Les rhums en vrac disponibles sont devenus de plus en plus ennuyeux et prévisibles, alors que les prix ne cessaient de monter: l’offre était onéreuse et terne. Nous raclions le fond du baril proverbial. C’est ainsi que mon voyage pour trouver ma propre distillerie de rhum a commencé. C’est exactement la même logique qui m’a conduit d’un embouteilleur indépendant de whisky (Murray McDavid) à un propriétaire de distillerie en Ecosse (Bruichladdich).
R : Comment comparez-vous le rhum au vin et au whisky ? En quoi votre expérience dans ce domaine vous a-t-elle motivé à démarrer une distillerie de rhum ?

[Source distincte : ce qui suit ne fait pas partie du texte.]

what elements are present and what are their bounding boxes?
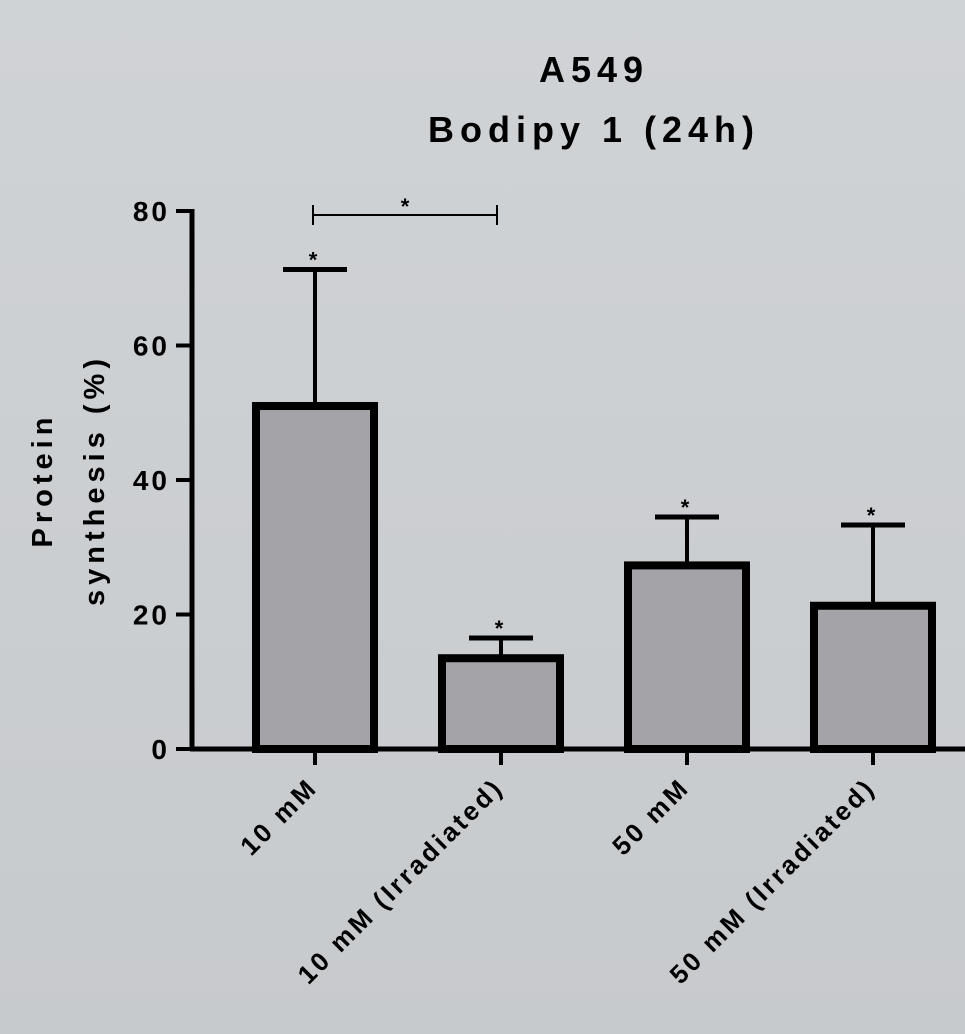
- x-tick-label-4: 50 mM (Irradiated): [663, 772, 881, 990]
- x-tick-label-group-4: 50 mM (Irradiated): [663, 772, 881, 990]
- x-tick-label-group-1: 10 mM: [234, 772, 323, 861]
- x-tick-label-1: 10 mM: [234, 772, 323, 861]
- comparison-significance-star: *: [401, 194, 410, 219]
- y-tick-label-60: 60: [133, 331, 170, 362]
- y-tick-label-20: 20: [133, 600, 170, 631]
- bars-layer: [252, 267, 936, 754]
- significance-star-3: *: [681, 495, 690, 520]
- annotation-layer: * * * * *: [309, 194, 876, 641]
- significance-star-4: *: [867, 503, 876, 528]
- significance-star-2: *: [495, 616, 504, 641]
- y-axis-label-line-2: synthesis (%): [79, 354, 111, 606]
- bar-3: [624, 561, 750, 753]
- significance-star-1: *: [309, 248, 318, 273]
- y-tick-label-80: 80: [133, 196, 170, 227]
- x-tick-label-3: 50 mM: [606, 772, 695, 861]
- y-axis-label-line-1: Protein: [27, 413, 59, 548]
- y-tick-label-0: 0: [151, 734, 170, 765]
- x-tick-label-group-2: 10 mM (Irradiated): [291, 772, 509, 990]
- x-tick-label-2: 10 mM (Irradiated): [291, 772, 509, 990]
- chart-title-line-2: Bodipy 1 (24h): [428, 109, 760, 150]
- bar-1: [252, 402, 378, 753]
- y-tick-label-40: 40: [133, 465, 170, 496]
- x-tick-label-group-3: 50 mM: [606, 772, 695, 861]
- bar-2: [438, 654, 564, 754]
- chart-title-line-1: A549: [539, 49, 649, 90]
- bar-4: [810, 601, 936, 753]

M.R. : J’ai passé presque exactement la moitié de ma carrière dans le vin, l’autre moitié dans les spiritueux – avec une période de transition de l’un à l’autre via l’embouteillage indépendant de rhum et de whisky. J’ai grandi dans le commerce du vin, formé dès mon plus jeune âge à la dégustation par mon père. Enfants, nous n’avions pas le droit de commencer le déjeuner du dimanche sans avoir identifié le vin dans la carafe! C’est cette véritable expérience de dégustation – recherche, questionnement, compréhension – qui m’a conduit avec un peu de chance aux spiritueux et à la distillerie Bruichladdich. Mais c’est une autre histoire.
J’ai appelé cela le côté obscur: on pourrait dire que le commerce du vin est plein de petites entreprises, de passionnés et de budgets minuscules – alors que le secteur des spiritueux est contrôlé par une poignée de grands groupes, de professionnels froids et de gros budgets. Autrement dit, le vin est affaire de production, les spiritueux, de marketing. Mon but est d’inverser cette tendance.
R : Pourquoi et comment avez-vous choisi la Grenade ?
M.R. : J’ai choisi la Grenade parce que j’aimais l’ambiance de l’endroit. Le seul problème était qu’il n’y avait pas de canne à mon arrivée. Je cherchais un véritable foyer pour ce projet depuis une dizaine d’années. J’avais espéré acheter une ancienne distillerie, comme pour Bruichladdich, mais je ne trouvais rien qui vaille la peine: trop décrépit, trop éloigné ou trop de compromis. Certes, la canne poussait avidement autour de l’île – c’était très rentable. Il y avait trois distilleries, Antoine, Clark’s Court et Westerhall, toutes associées aux raffineries de sucre.
R : Vous désignez votre projet comme « rhum le plus convaincant que le monde ait jamais vu », pouvez-vous être plus explicite?
M.R. : Nous ne connaissons pas encore la réponse à cette question mais nous le saurons assez tôt. La force motrice derrière ce projet est de savoir comment produire un rhum ayant un degré de complexité similaire à celui d’un single malt tel que Bruichladdich. Mes débuts comme embouteilleur indépendant de whisky m’ont permis de goûter de nombreux malts dans leur état naturel et d’apprécier l’intensité des saveurs. Plus tard, en tant qu’embouteilleur indépendant de rhum, j’ai été déçu par le manque de complexité des arômes de ce que je dégustais, qu’il s’agisse d’un seul domaine, vénérable, vieux et rare, ou de fûts uniques : plus de complexité, de richesse, de dimension, de longueur. Je suppose que je recherchais la même intensité éthérée qui oblige le dégustateur à revenir continuellement à son verre, en se concentrant sur le développement sans précédent d’arômes et de saveurs qui stimulent nos sens et récompensent notre patience.